SEU DIREITO - HORÁRIOS DE VISITAS
Meu ex-marido não cumpre os horários de visitas de nosso filho. Quando ele quer visitar o menino, que está com 12 anos, vai até a minha casa à noite, depois das 22h, embriagado, e pede para a criança sair para conversar com ele. Eu peço para meu filho entrar, mas ele prefere ficar lá fora porque recebe dinheiro do pai. Quando proíbo o garoto de permanecer até de madrugada com o pai, meu ex-marido se revolta e começa a gritar. O que devo fazer para que o pai da criança obedeça aos horários estipulados pelo juiz?
Embora haja recente corrente segundo a qual as visitas deveriam ser tidas como um dever dos pais, em decorrência do direito do menor ao convívio familiar, vejo-as como um poder e não uma obrigação do genitor não-guardião. Conquanto a recusa ao contato com a prole seja reprovável do ponto de vista moral, não existe dispositivo legal que obrigue uma pessoa a manter relacionamento estreito com seus filhos, desde que os provisione materialmente.

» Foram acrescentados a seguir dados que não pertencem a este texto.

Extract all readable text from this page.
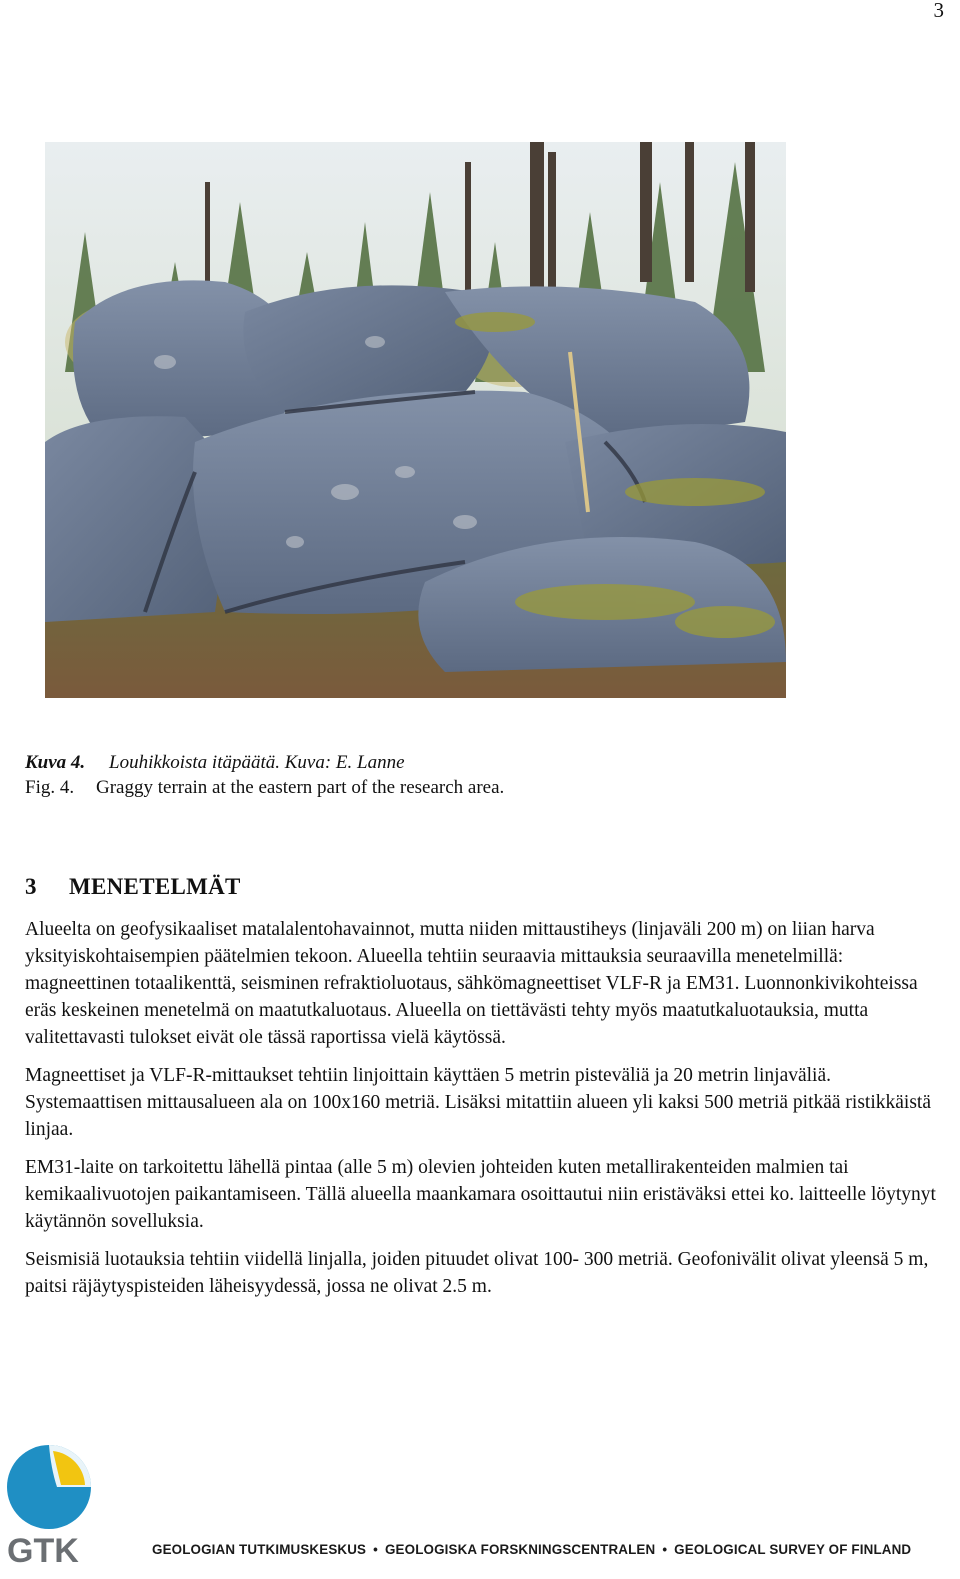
3
Kuva 4. Louhikkoista itäpäätä. Kuva: E. Lanne
Fig. 4. Graggy terrain at the eastern part of the research area.
3 MENETELMÄT

Alueelta on geofysikaaliset matalalentohavainnot, mutta niiden mittaustiheys (linjaväli 200 m) on liian harva yksityiskohtaisempien päätelmien tekoon. Alueella tehtiin seuraavia mittauksia seuraavilla menetelmillä: magneettinen totaalikenttä, seisminen refraktioluotaus, sähkömagneettiset VLF-R ja EM31. Luonnonkivikohteissa eräs keskeinen menetelmä on maatutkaluotaus. Alueella on tiettävästi tehty myös maatutkaluotauksia, mutta valitettavasti tulokset eivät ole tässä raportissa vielä käytössä.

Magneettiset ja VLF-R-mittaukset tehtiin linjoittain käyttäen 5 metrin pisteväliä ja 20 metrin linjaväliä. Systemaattisen mittausalueen ala on 100x160 metriä. Lisäksi mitattiin alueen yli kaksi 500 metriä pitkää ristikkäistä linjaa.

EM31-laite on tarkoitettu lähellä pintaa (alle 5 m) olevien johteiden kuten metallirakenteiden malmien tai kemikaalivuotojen paikantamiseen. Tällä alueella maankamara osoittautui niin eristäväksi ettei ko. laitteelle löytynyt käytännön sovelluksia.

Seismisiä luotauksia tehtiin viidellä linjalla, joiden pituudet olivat 100- 300 metriä. Geofonivälit olivat yleensä 5 m, paitsi räjäytyspisteiden läheisyydessä, jossa ne olivat 2.5 m.

GTK	GEOLOGIAN TUTKIMUSKESKUS • GEOLOGISKA FORSKNINGSCENTRALEN • GEOLOGICAL SURVEY OF FINLAND
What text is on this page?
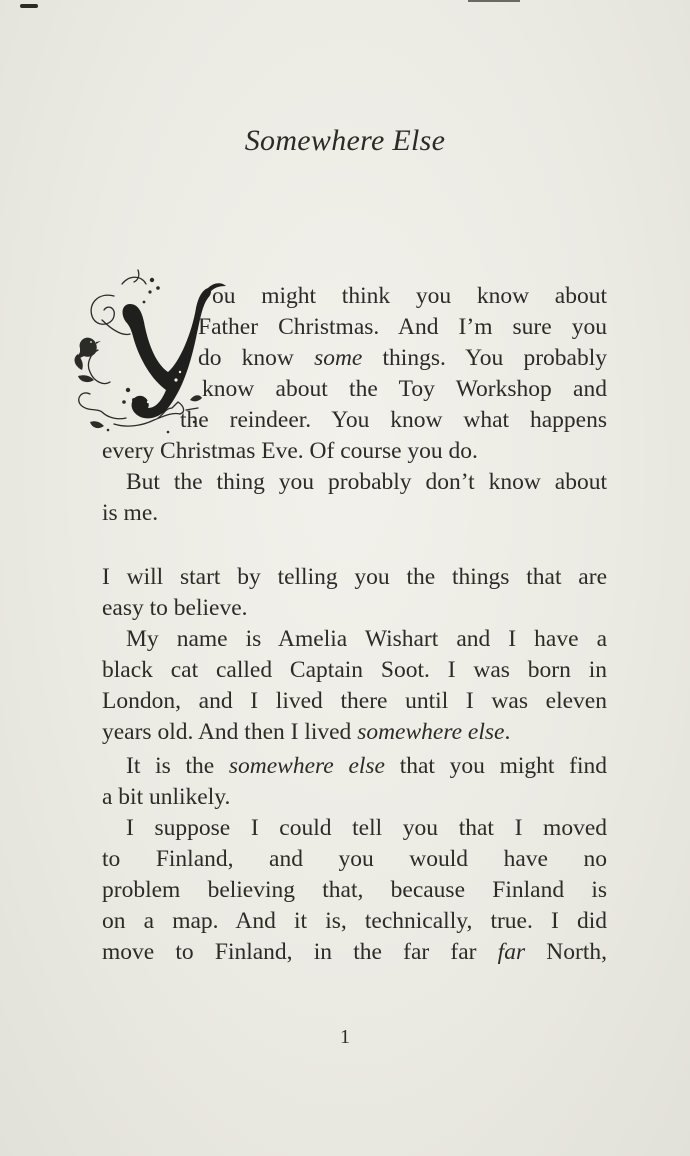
Somewhere Else
ou might think you know about
Father Christmas. And I’m sure you
do know some things. You probably
know about the Toy Workshop and
the reindeer. You know what happens
every Christmas Eve. Of course you do.
But the thing you probably don’t know about
is me.
I will start by telling you the things that are
easy to believe.
My name is Amelia Wishart and I have a
black cat called Captain Soot. I was born in
London, and I lived there until I was eleven
years old. And then I lived somewhere else.
It is the somewhere else that you might find
a bit unlikely.
I suppose I could tell you that I moved
to Finland, and you would have no
problem believing that, because Finland is
on a map. And it is, technically, true. I did
move to Finland, in the far far far North,
1
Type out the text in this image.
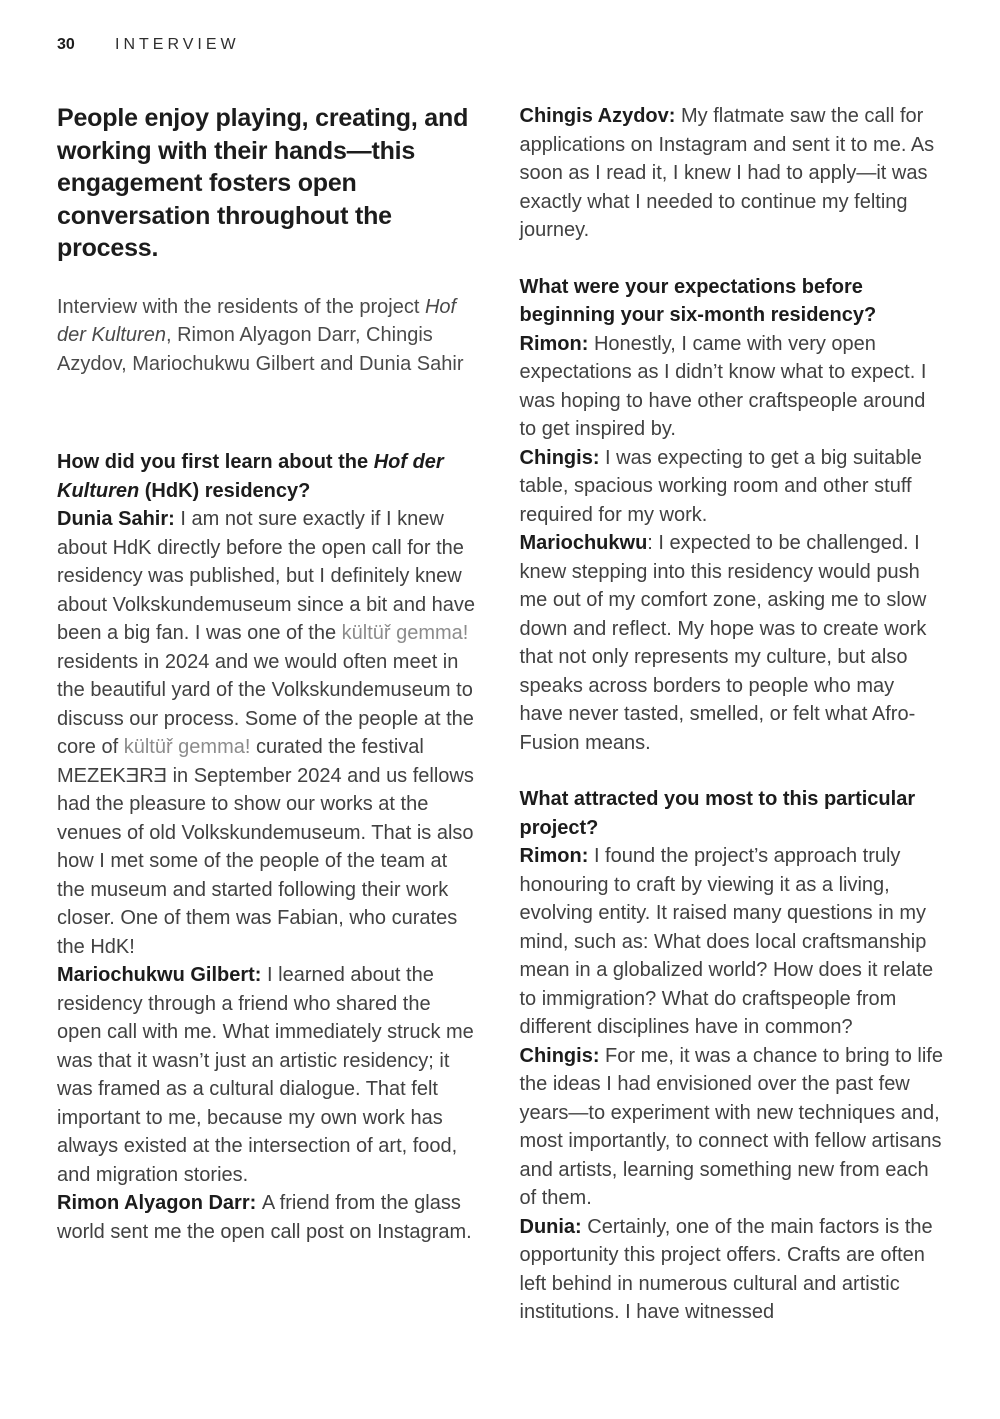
30	INTERVIEW
People enjoy playing, creating, and working with their hands—this engagement fosters open conversation throughout the process.

Interview with the residents of the project Hof der Kulturen, Rimon Alyagon Darr, Chingis Azydov, Mariochukwu Gilbert and Dunia Sahir

How did you first learn about the Hof der Kulturen (HdK) residency?

Dunia Sahir: I am not sure exactly if I knew about HdK directly before the open call for the residency was published, but I definitely knew about Volkskundemuseum since a bit and have been a big fan. I was one of the kültüř gemma! residents in 2024 and we would often meet in the beautiful yard of the Volkskundemuseum to discuss our process. Some of the people at the core of kültüř gemma! curated the festival MEZEKƎRƎ in September 2024 and us fellows had the pleasure to show our works at the venues of old Volkskundemuseum. That is also how I met some of the people of the team at the museum and started following their work closer. One of them was Fabian, who curates the HdK!

Mariochukwu Gilbert: I learned about the residency through a friend who shared the open call with me. What immediately struck me was that it wasn’t just an artistic residency; it was framed as a cultural dialogue. That felt important to me, because my own work has always existed at the intersection of art, food, and migration stories.

Rimon Alyagon Darr: A friend from the glass world sent me the open call post on Instagram.

Chingis Azydov: My flatmate saw the call for applications on Instagram and sent it to me. As soon as I read it, I knew I had to apply—it was exactly what I needed to continue my felting journey.

What were your expectations before beginning your six-month residency?

Rimon: Honestly, I came with very open expectations as I didn’t know what to expect. I was hoping to have other craftspeople around to get inspired by.

Chingis: I was expecting to get a big suitable table, spacious working room and other stuff required for my work.

Mariochukwu: I expected to be challenged. I knew stepping into this residency would push me out of my comfort zone, asking me to slow down and reflect. My hope was to create work that not only represents my culture, but also speaks across borders to people who may have never tasted, smelled, or felt what Afro-Fusion means.

What attracted you most to this particular project?

Rimon: I found the project’s approach truly honouring to craft by viewing it as a living, evolving entity. It raised many questions in my mind, such as: What does local craftsmanship mean in a globalized world? How does it relate to immigration? What do craftspeople from different disciplines have in common?

Chingis: For me, it was a chance to bring to life the ideas I had envisioned over the past few years—to experiment with new techniques and, most importantly, to connect with fellow artisans and artists, learning something new from each of them.

Dunia: Certainly, one of the main factors is the opportunity this project offers. Crafts are often left behind in numerous cultural and artistic institutions. I have witnessed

Neste contexto, a fixação judicial dos horários de visitas limita o direito do visitante, que não poderá ter consigo o filho no momento em que bem lhe aprouver, sem qualquer critério. Por isso, o genitor-guardião poderá recusar-se a conceder visitas fora do período fixado, mas jamais obrigar que o outro venha à companhia do menor nos horários estabelecidos. Neste caso, há também outro elemento a ser considerado: a embriaguez do pai. Se esta for tão intensa e habitual, a ponto de colocar em risco a vida e a saúde do menor, poderá ser requerida a diminuição, ou até mesmo a cessação do exercício do direito de visitas. Contudo, conforme acenado ao início, está-se formando uma moderna teoria a defender a visitação como poder/dever do genitor, a ponto de concluir pela sua obrigatoriedade, inclusive com precedente no qual foi fixada multa ao pai que se recusou a visitar o filho. A partir deste entendimento, a leitora poderá socorrer-se de medida judicial para buscar compelir o pai a visitar o filho nos horários determinados. De qualquer forma, reforço a advertência de que demandas envolvendo guarda de filhos de pais divorciados costumam ser traumáticas para todos os envolvidos. Mesmo que possa parecer conselho de comadre e não recomendação profissional de um advogado, alerto que a composição amigável é sempre a primeira saída a ser buscada.